Monday, March 7, 2011

Southwest Chicken Soup

This is a modification of this recipe found on food.com 

Ingredients:

1 whole chicken
1 Can rotel tomatoes
2 Cans black beans, drained (and rinsed if you want)
6ish cups chicken stock (reserved from cooking chicken)
Cilantro
Olive Oil
2 Garlic Cloves
1 Onion
1/2 tsp Chili Powder
1/2 tsp Cumin
1/8 tsp Cayenne Pepper
1 or 2 cans corn (optional - I didn't use this)
Cilantro
Salt (if you want - I didn't use any)

1. Boil chicken until skin and meat is falling off the bones.  Pull meat off the bones and tear/cut into bite sized pieces.
2. Reserve chicken broth and strain.
3. In pan, add olive oil and brown onion and garlic (recipe says to brown chicken - that might be good)
4.  Combine all ingredients and cook for 15-30 minutes

You can add shredded cheese, sour cream and tortilla chips to the top.
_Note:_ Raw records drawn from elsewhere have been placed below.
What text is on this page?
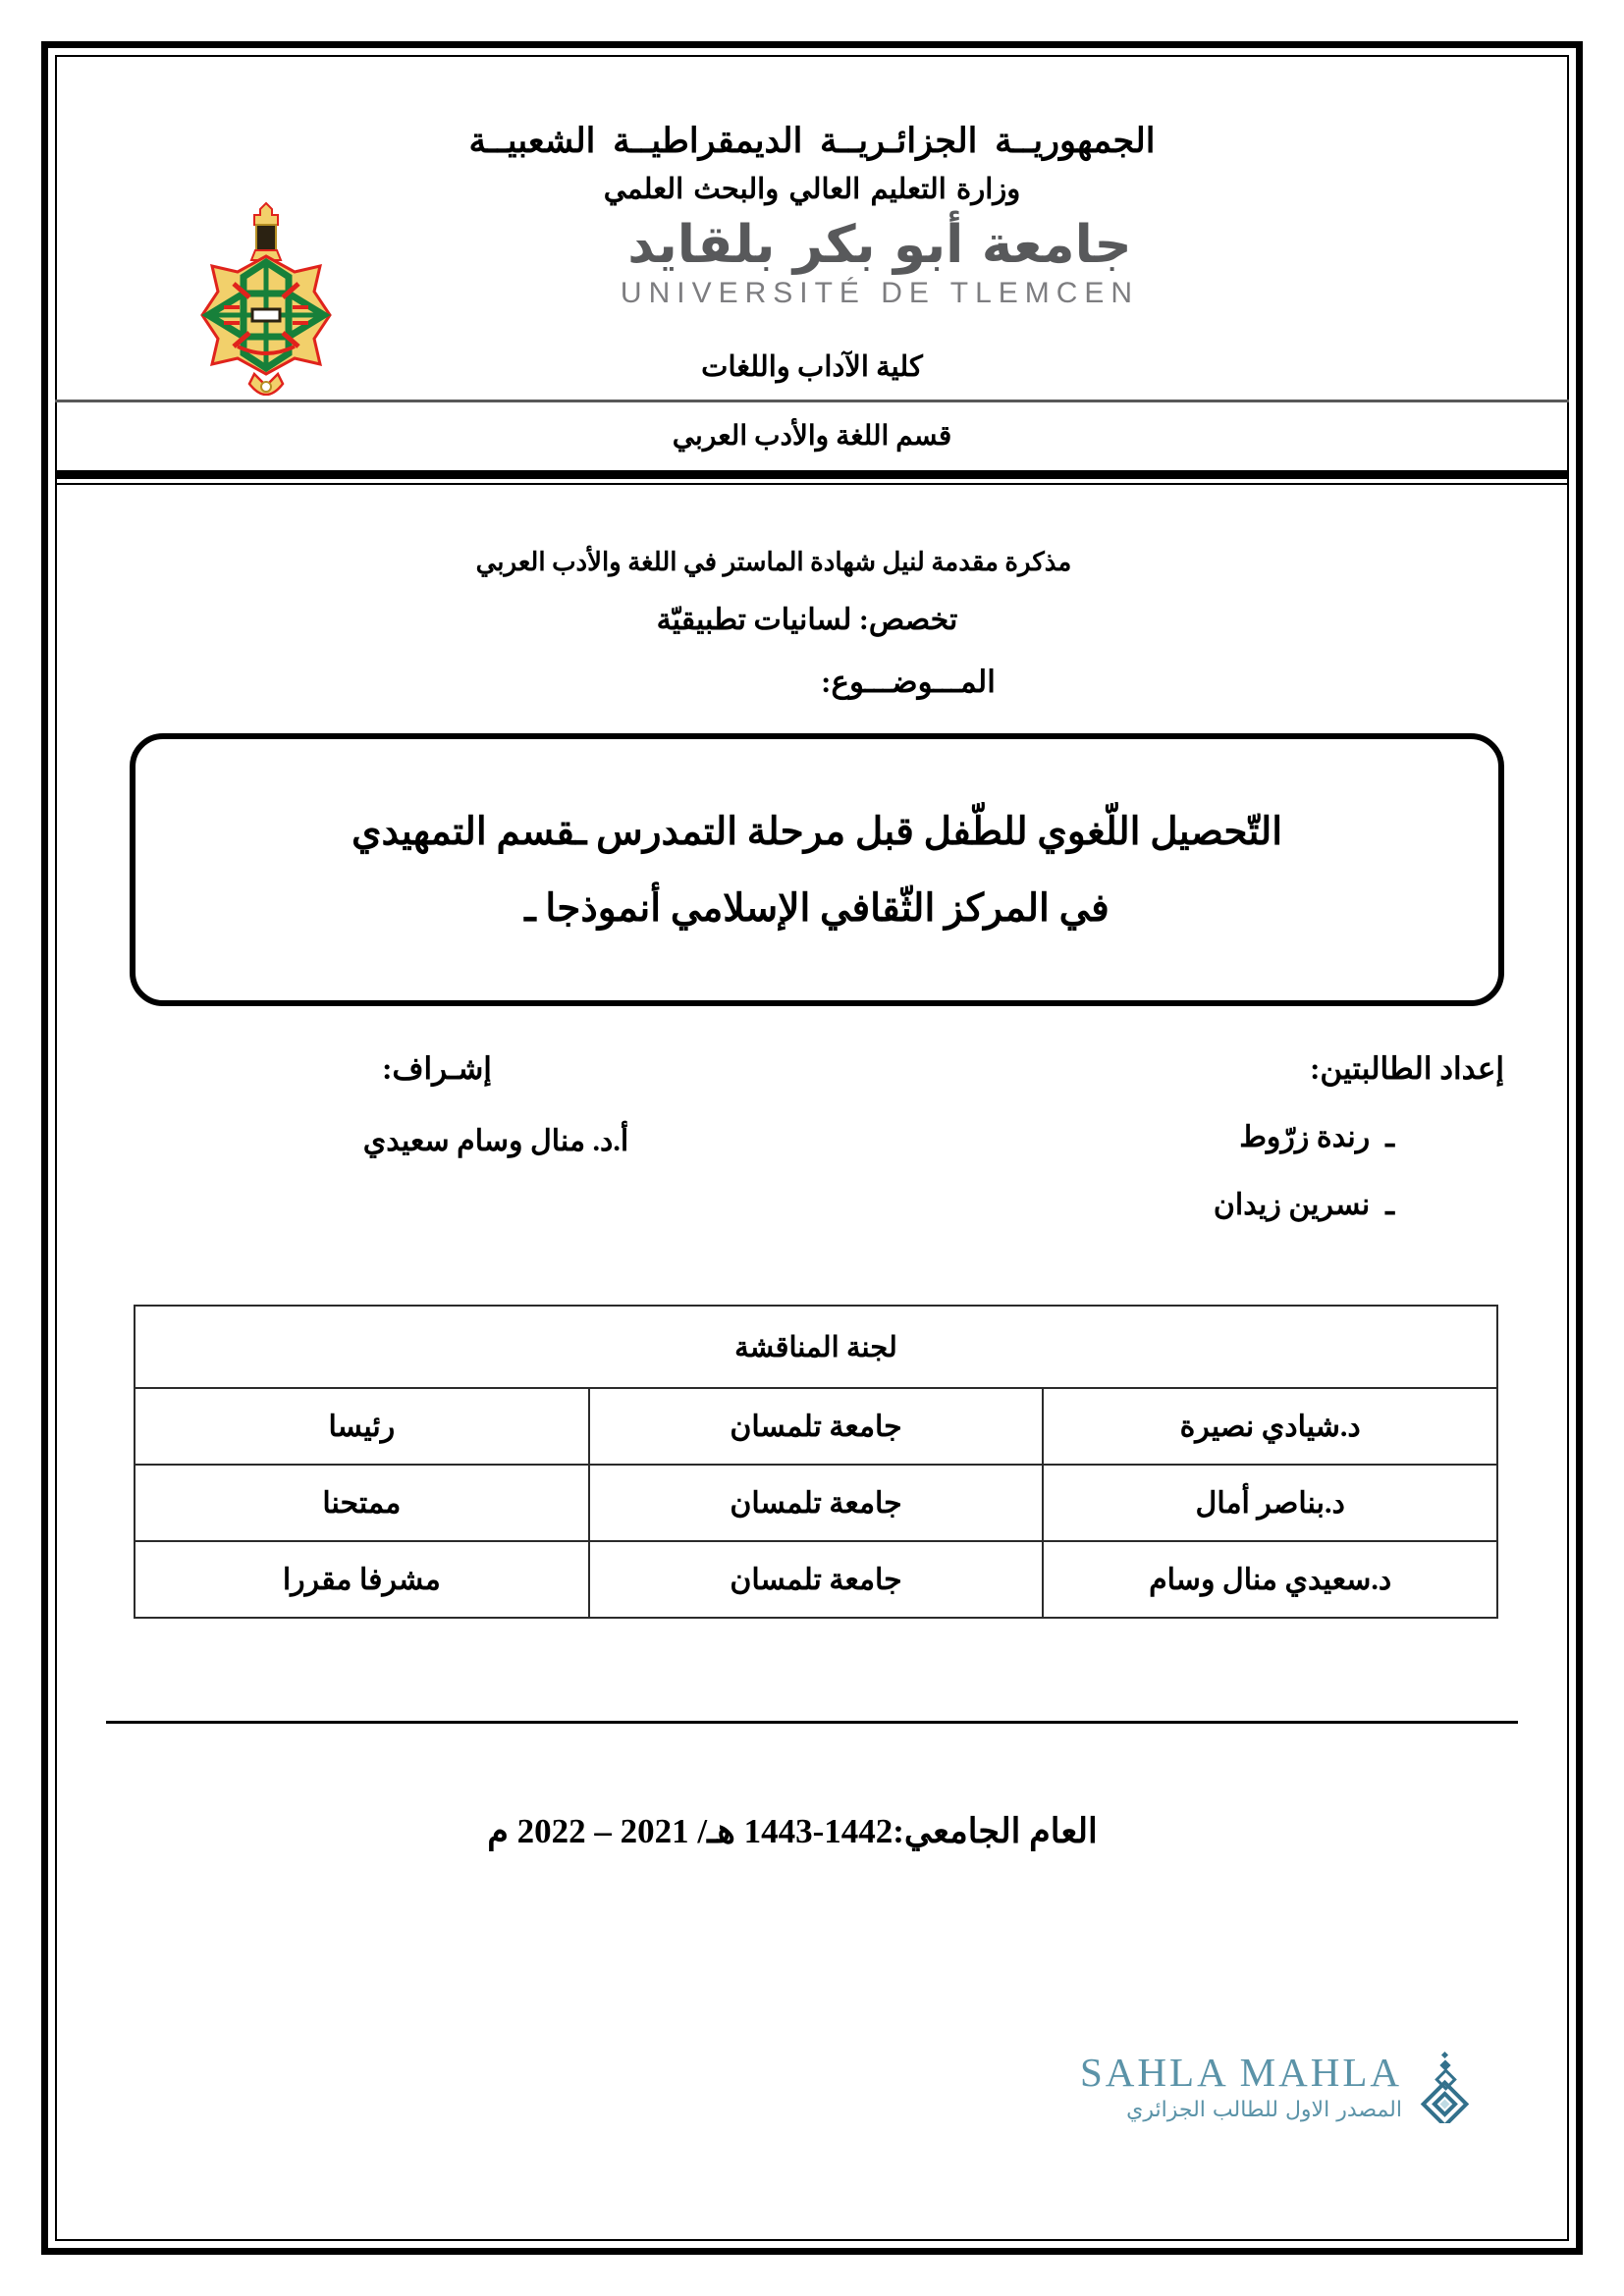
الجمهوريــة الجزائـريــة الديمقراطيــة الشعبيــة
وزارة التعليم العالي والبحث العلمي
جامعة أبو بكر بلقايد
UNIVERSITÉ DE TLEMCEN
كلية الآداب واللغات
قسم اللغة والأدب العربي
مذكرة مقدمة لنيل شهادة الماستر في اللغة والأدب العربي
تخصص: لسانيات تطبيقيّة
المـــوضـــوع:
التّحصيل اللّغوي للطّفل قبل مرحلة التمدرس ـقسم التمهيدي
في المركز الثّقافي الإسلامي أنموذجا ـ
إعداد الطالبتين:
ـرندة زرّوط
ـنسرين زيدان
إشـراف:
أ.د. منال وسام سعيدي
لجنة المناقشة		
د.شيادي نصيرة	جامعة تلمسان	رئيسا
د.بناصر أمال	جامعة تلمسان	ممتحنا
د.سعيدي منال وسام	جامعة تلمسان	مشرفا مقررا
العام الجامعي:1442-1443 هـ/ 2021 – 2022 م
SAHLA MAHLA
المصدر الاول للطالب الجزائري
Make it quicker and easier - You could you chicken breasts or a rotisserie chicken and add some canned chicken broth.

1 comment:

  1. Kristi- Is this YOUR blog?! Have you really NOT told me you have a blog?! A COOKING blog?!!! I'm going to hurt you... Can't wait to follow along to all your deliciousness!!! xoxo!!